After that evening, more anxiously than ever did she devote herself daily and hourly to keeping the slightest breath of suspicion from him. She was not ashamed of her great ignorance, which she combated with all her might, but it was the loose, cynical tone to which intercourse with "the crew" had habituated her that she lived in terror of disclosing in conversation.
She braced up what had become lax in her by resuscitating the remnants of the good manners and breeding she had once practised, and so it came about that she recaptured a good deal of that inner dignity of spirit which she had assumed at the outset of her relations with Konrad. Only now it was not the mere empty acting of an affected rôle, but the outcome of all that her nature still possessed of nobility and refinement. Much that had recently dominated her mind became absolutely unintelligible to her, especially the tendency caught from her circle of regarding everything from an erotic point of view. Amazed, she saw, beyond the narrow sphere in which she had revolved, world after world opening, so full of glorious and beautiful things to be enjoyed that she had hardly time to bemoan and feel ashamed of the past.
It was true that when she remembered how she had been bold enough to kiss him, hot shame crept over her. She could not help being afraid that her behaviour on that occasion must ever remain a blot on his image of her. Yet there was not the smallest sign either in word or look that he did not reciprocate the reverence and esteem which she cherished for him. And this mutual respect always seemed to hang between them like a veil, obscuring the beloved one's features in a vertigo of happy fears which, however, robbed of their sting her self-reproaches for her failings.
There was to be no mention of love between them. Instead, they carried on a tender, almost shy, brother and sister comradeship. The word "friendship" was constantly occurring in their conversation; they extolled its sacred influence with grave faces without exactly understanding what they meant by it.
It was hard for her to endure his actual presence. The only caress that Konrad permitted himself from time to time was, when they were sitting together, to lay his right arm lightly on her shoulder. Though she would then have gladly drawn closer to him, she finally moved further away, unable to bear the torture of restraint. She never dared contemplate for a moment the remotest prospect of their being actually lovers. At night, when she couldn't sleep, she was content with picturing herself dozing on his shoulder; that was in itself supreme bliss enough; her imagination hardly ever strayed into forbidden preserves. It was as if her girlhood's modesty, which the sensuality of her old husband had so rudely outraged, had come back to throw a merciful shroud over her trembling soul.
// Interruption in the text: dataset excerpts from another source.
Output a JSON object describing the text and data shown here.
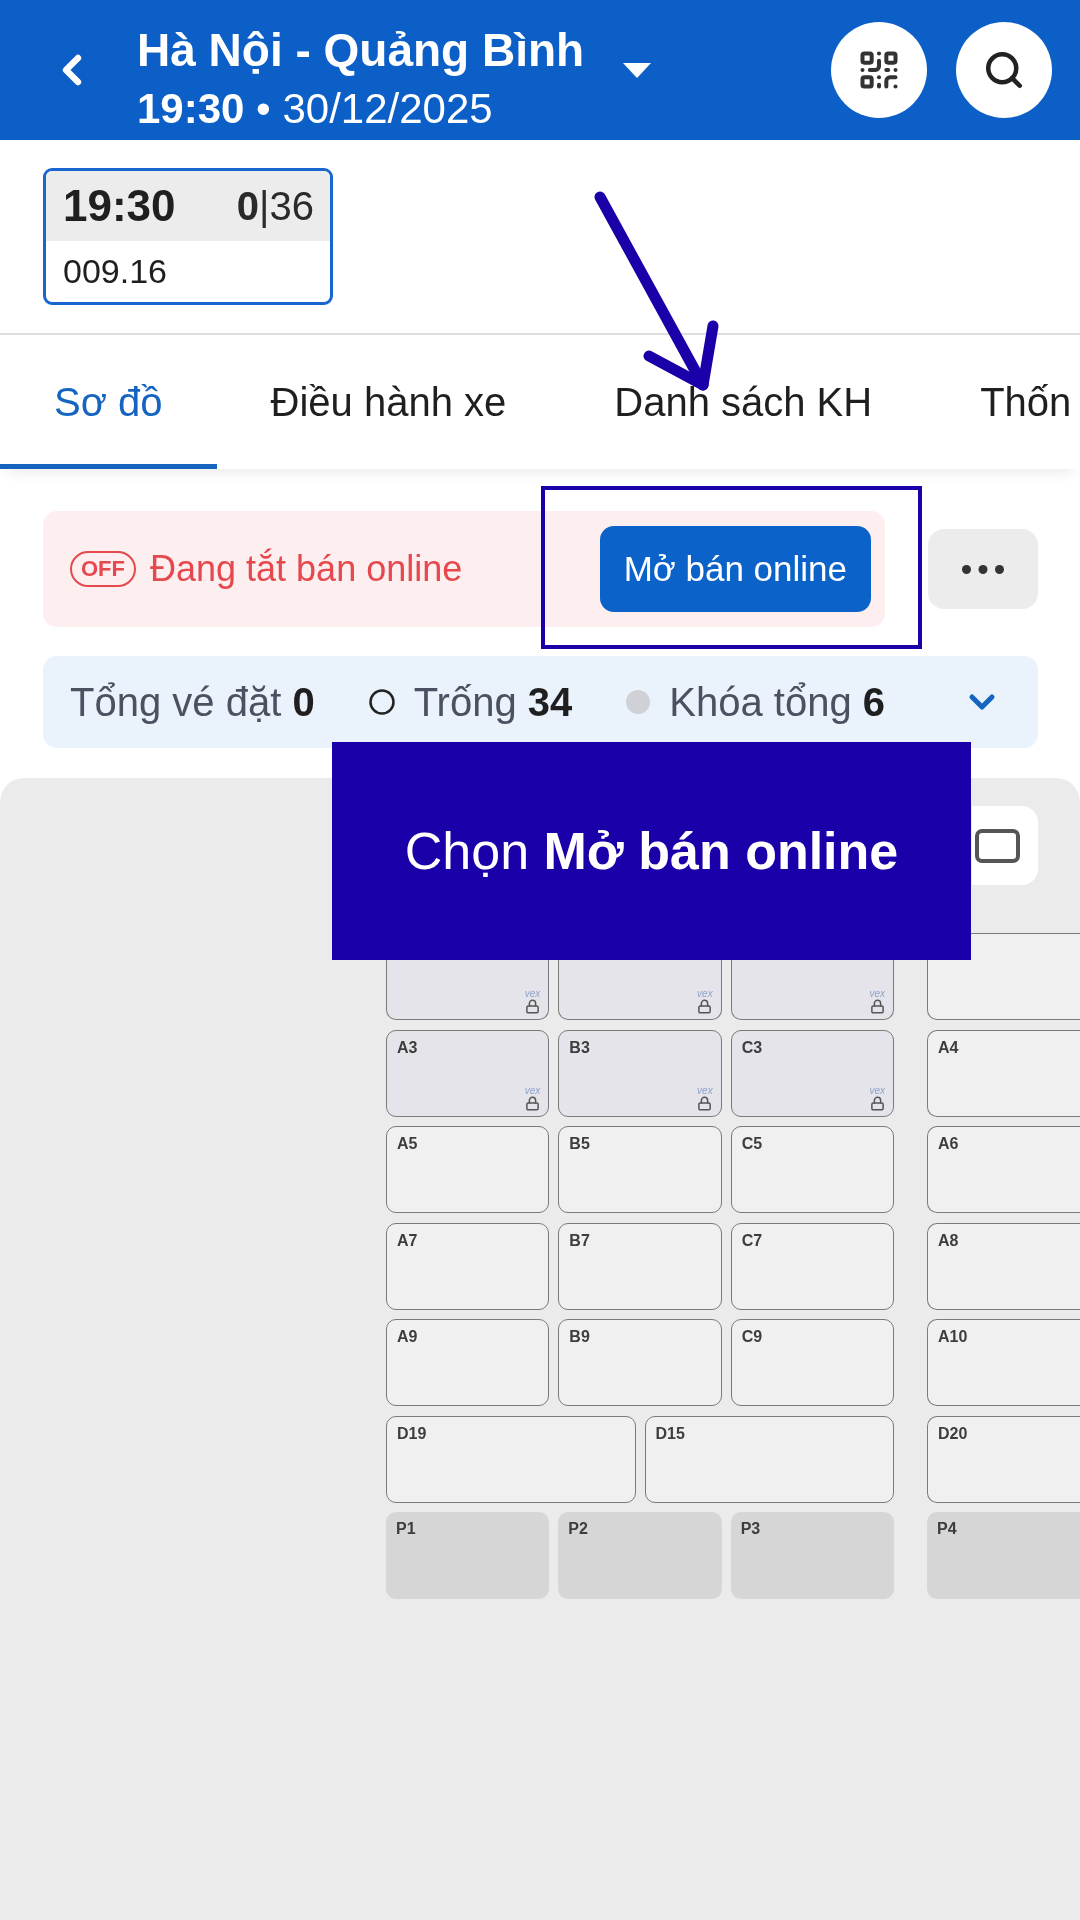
{
  "header": {
    "title": "Hà Nội - Quảng Bình",
    "subtitle": "**19:30** • 30/12/2025"
  },
  "trips": [
    {
      "time": "19:30",
      "seats": "**0**|36",
      "code": "009.16",
      "selected": true
    }
  ],
  "tabs": [
    {
      "label": "Sơ đồ",
      "selected": true
    },
    {
      "label": "Điều hành xe",
      "selected": false
    },
    {
      "label": "Danh sách KH",
      "selected": false
    },
    {
      "label": "Thốn",
      "selected": false
    }
  ],
  "online_sale": {
    "on": false,
    "badge": "OFF",
    "status": "Đang tắt bán online",
    "button": "Mở bán online"
  },
  "summary": {
    "expanded": false,
    "items": [
      {
        "kind": "plain",
        "text": "Tổng vé đặt **0**"
      },
      {
        "kind": "ring",
        "text": "Trống **34**"
      },
      {
        "kind": "dot",
        "text": "Khóa tổng **6**"
      }
    ]
  },
  "seat_map": {
    "rows": [
      {
        "left": [
          {
            "kind": "outline",
            "locked": true,
            "tag": "vex"
          },
          {
            "kind": "outline",
            "locked": true,
            "tag": "vex"
          },
          {
            "kind": "outline",
            "locked": true,
            "tag": "vex"
          }
        ],
        "right": [
          {
            "kind": "outline",
            "locked": false
          }
        ]
      },
      {
        "left": [
          {
            "label": "A3",
            "kind": "outline",
            "locked": true,
            "tag": "vex"
          },
          {
            "label": "B3",
            "kind": "outline",
            "locked": true,
            "tag": "vex"
          },
          {
            "label": "C3",
            "kind": "outline",
            "locked": true,
            "tag": "vex"
          }
        ],
        "right": [
          {
            "label": "A4",
            "kind": "outline",
            "locked": false
          }
        ]
      },
      {
        "left": [
          {
            "label": "A5",
            "kind": "outline",
            "locked": false
          },
          {
            "label": "B5",
            "kind": "outline",
            "locked": false
          },
          {
            "label": "C5",
            "kind": "outline",
            "locked": false
          }
        ],
        "right": [
          {
            "label": "A6",
            "kind": "outline",
            "locked": false
          }
        ]
      },
      {
        "left": [
          {
            "label": "A7",
            "kind": "outline",
            "locked": false
          },
          {
            "label": "B7",
            "kind": "outline",
            "locked": false
          },
          {
            "label": "C7",
            "kind": "outline",
            "locked": false
          }
        ],
        "right": [
          {
            "label": "A8",
            "kind": "outline",
            "locked": false
          }
        ]
      },
      {
        "left": [
          {
            "label": "A9",
            "kind": "outline",
            "locked": false
          },
          {
            "label": "B9",
            "kind": "outline",
            "locked": false
          },
          {
            "label": "C9",
            "kind": "outline",
            "locked": false
          }
        ],
        "right": [
          {
            "label": "A10",
            "kind": "outline",
            "locked": false
          }
        ]
      },
      {
        "left": [
          {
            "label": "D19",
            "kind": "outline",
            "locked": false
          },
          {
            "label": "D15",
            "kind": "outline",
            "locked": false
          }
        ],
        "right": [
          {
            "label": "D20",
            "kind": "outline",
            "locked": false
          }
        ]
      },
      {
        "left": [
          {
            "label": "P1",
            "kind": "solid",
            "locked": false
          },
          {
            "label": "P2",
            "kind": "solid",
            "locked": false
          },
          {
            "label": "P3",
            "kind": "solid",
            "locked": false
          }
        ],
        "right": [
          {
            "label": "P4",
            "kind": "solid",
            "locked": false
          }
        ]
      }
    ]
  },
  "annotation": {
    "callout": "Chọn **Mở bán online**"
  }
}
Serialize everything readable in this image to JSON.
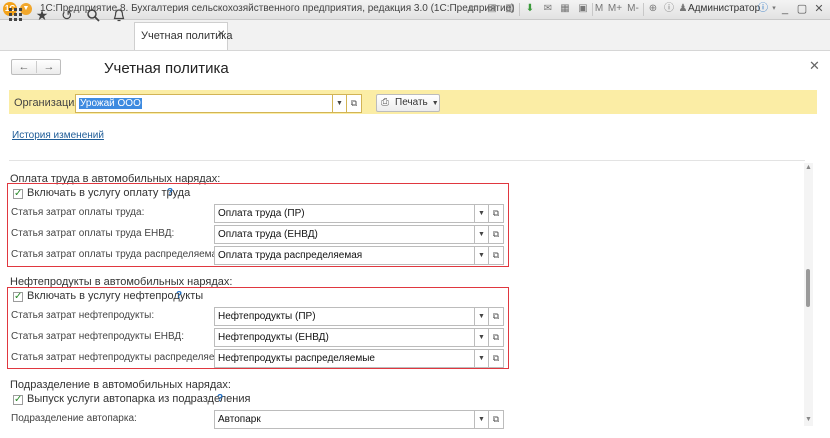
{
  "window": {
    "logo": "1С",
    "title": "1С:Предприятие 8. Бухгалтерия сельскохозяйственного предприятия, редакция 3.0  (1С:Предприятие)",
    "user": "Администратор",
    "toolbar_icons": [
      "doc-icon",
      "save-icon",
      "print-icon",
      "mail-icon",
      "calendar-icon",
      "calculator-icon",
      "report-icon",
      "m-icon",
      "mplus-icon",
      "mminus-icon",
      "zoom-icon",
      "info-icon"
    ],
    "memory_labels": [
      "M",
      "M+",
      "M-"
    ]
  },
  "nav": {
    "tab_label": "Учетная политика"
  },
  "form": {
    "title": "Учетная политика",
    "org_label": "Организация:",
    "org_value": "Урожай ООО",
    "print_label": "Печать",
    "history_link": "История изменений"
  },
  "sections": {
    "labor": {
      "title": "Оплата труда в автомобильных нарядах:",
      "checkbox_label": "Включать в услугу оплату труда",
      "checked": true,
      "help": "?",
      "rows": [
        {
          "label": "Статья затрат оплаты труда:",
          "value": "Оплата труда (ПР)"
        },
        {
          "label": "Статья затрат оплаты труда ЕНВД:",
          "value": "Оплата труда (ЕНВД)"
        },
        {
          "label": "Статья затрат оплаты труда распределяемая:",
          "value": "Оплата труда распределяемая"
        }
      ]
    },
    "fuel": {
      "title": "Нефтепродукты в автомобильных нарядах:",
      "checkbox_label": "Включать в услугу нефтепродукты",
      "checked": true,
      "help": "?",
      "rows": [
        {
          "label": "Статья затрат нефтепродукты:",
          "value": "Нефтепродукты (ПР)"
        },
        {
          "label": "Статья затрат нефтепродукты ЕНВД:",
          "value": "Нефтепродукты (ЕНВД)"
        },
        {
          "label": "Статья затрат нефтепродукты распределяемая:",
          "value": "Нефтепродукты распределяемые"
        }
      ]
    },
    "division": {
      "title": "Подразделение в автомобильных нарядах:",
      "checkbox_label": "Выпуск услуги автопарка из подразделения",
      "checked": true,
      "help": "?",
      "row": {
        "label": "Подразделение автопарка:",
        "value": "Автопарк"
      }
    }
  },
  "colors": {
    "org_bar": "#fbeda5",
    "highlight_border": "#e0373f",
    "link": "#1f5c97",
    "selection": "#3e8be0"
  }
}
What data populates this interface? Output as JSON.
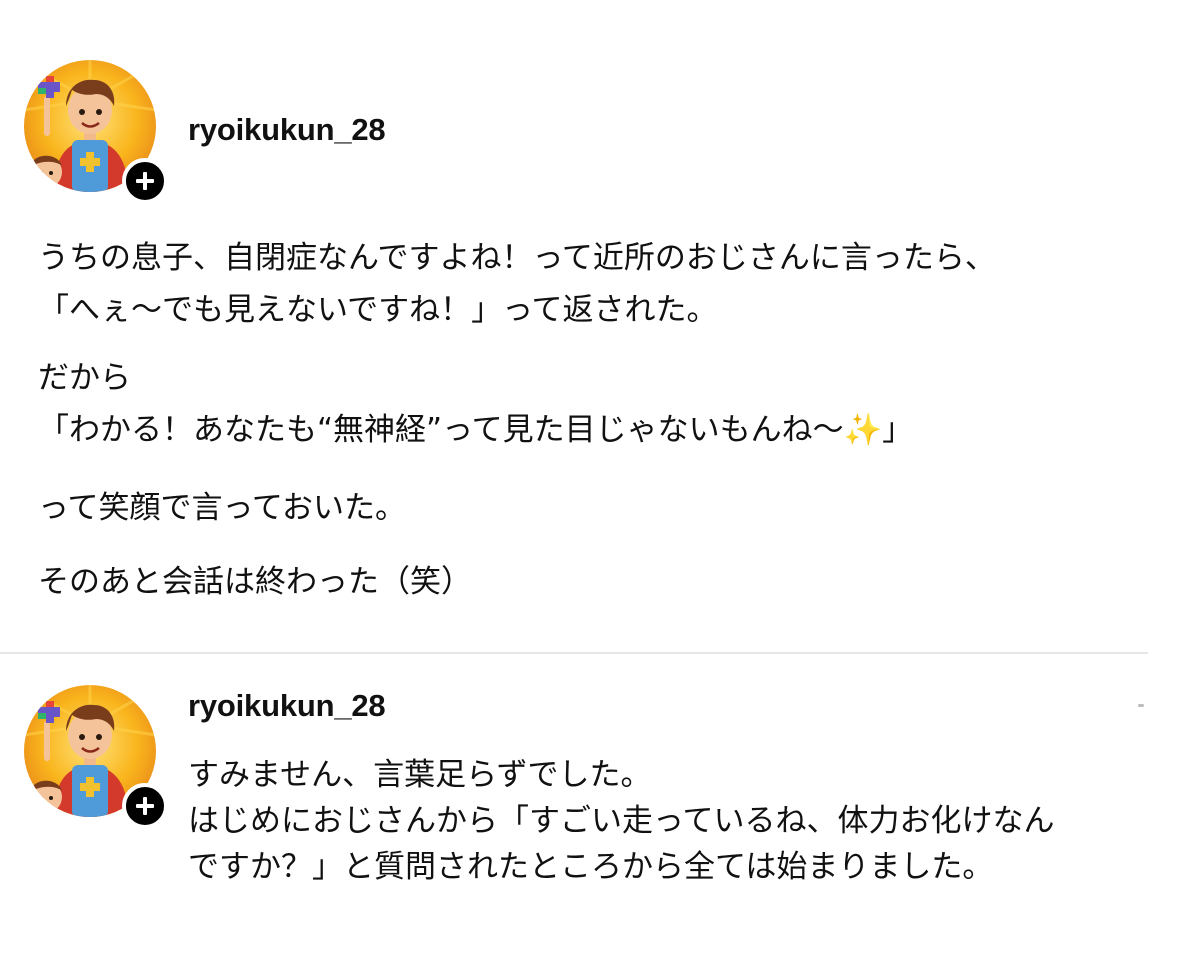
{
  "post": {
    "username": "ryoikukun_28",
    "paragraphs": [
      "うちの息子、自閉症なんですよね！って近所のおじさんに言ったら、\n「へぇ〜でも見えないですね！」って返された。",
      "だから\n「わかる！あなたも“無神経”って見た目じゃないもんね〜✨」",
      "って笑顔で言っておいた。",
      "そのあと会話は終わった（笑）"
    ]
  },
  "reply": {
    "username": "ryoikukun_28",
    "lines": [
      "すみません、言葉足らずでした。",
      "はじめにおじさんから「すごい走っているね、体力お化けなん\nですか？」と質問されたところから全ては始まりました。"
    ]
  },
  "colors": {
    "text": "#111111",
    "badge": "#000000",
    "divider": "#e6e6e6",
    "avatar_bg": "#f7b21a"
  },
  "icons": {
    "avatar": "superhero-boy-puzzle-avatar",
    "follow": "plus-icon",
    "more": "more-icon"
  }
}
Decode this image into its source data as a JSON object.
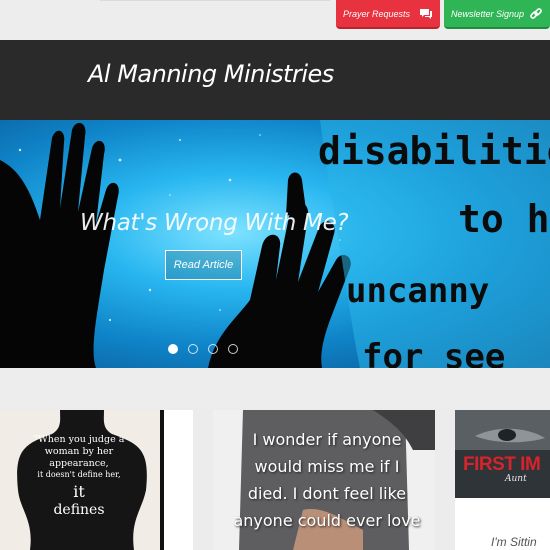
{
  "topbar": {
    "prayer_label": "Prayer Requests",
    "prayer_icon": "speech-bubbles-icon",
    "newsletter_label": "Newsletter Signup",
    "newsletter_icon": "link-icon",
    "colors": {
      "prayer": "#e8323f",
      "newsletter": "#2fb556"
    }
  },
  "header": {
    "site_title": "Al Manning Ministries"
  },
  "hero": {
    "image_text": [
      "disabilitie",
      "to h",
      "uncanny",
      "for see"
    ],
    "title": "What's Wrong With Me?",
    "button_label": "Read Article",
    "slide_count": 4,
    "active_slide": 1
  },
  "articles": [
    {
      "image_text": [
        "\"When you judge a",
        "woman by her",
        "appearance,",
        "it doesn't define her,",
        "it",
        "defines"
      ]
    },
    {
      "image_text": [
        "I wonder if anyone",
        "would miss me if I",
        "died. I dont feel like",
        "anyone could ever love"
      ]
    },
    {
      "image_text_main": "FIRST IM",
      "image_text_script": "Aunt",
      "excerpt": "I'm Sittin"
    }
  ]
}
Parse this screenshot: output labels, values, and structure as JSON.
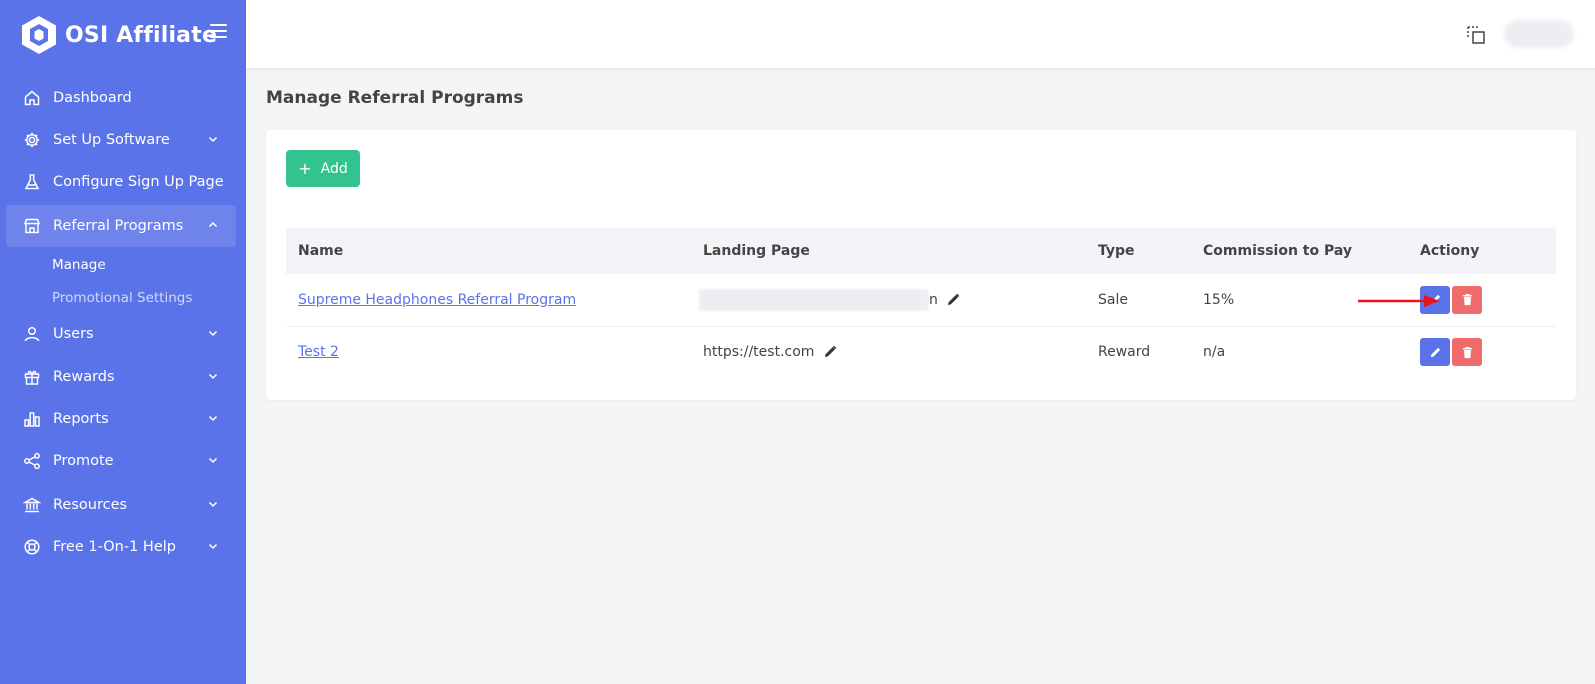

And all the wealth of golden thoughts and virginal sensations, the fairy-tale glamour that common things irradiated, the amusing importance of every tiny event, the delightful expectancy of hoping for she knew not what--all this was girlish, and reminded her of long-vanished and forgotten days.
If she had but known a single human being to whom she could have confided all this happiness and folly, how glad it would have made her! This desire to tell someone became at last almost uncontrollable. More than once she had only just checked herself in time, and nearly told Richard her secrets, risking thereby a disastrous ending.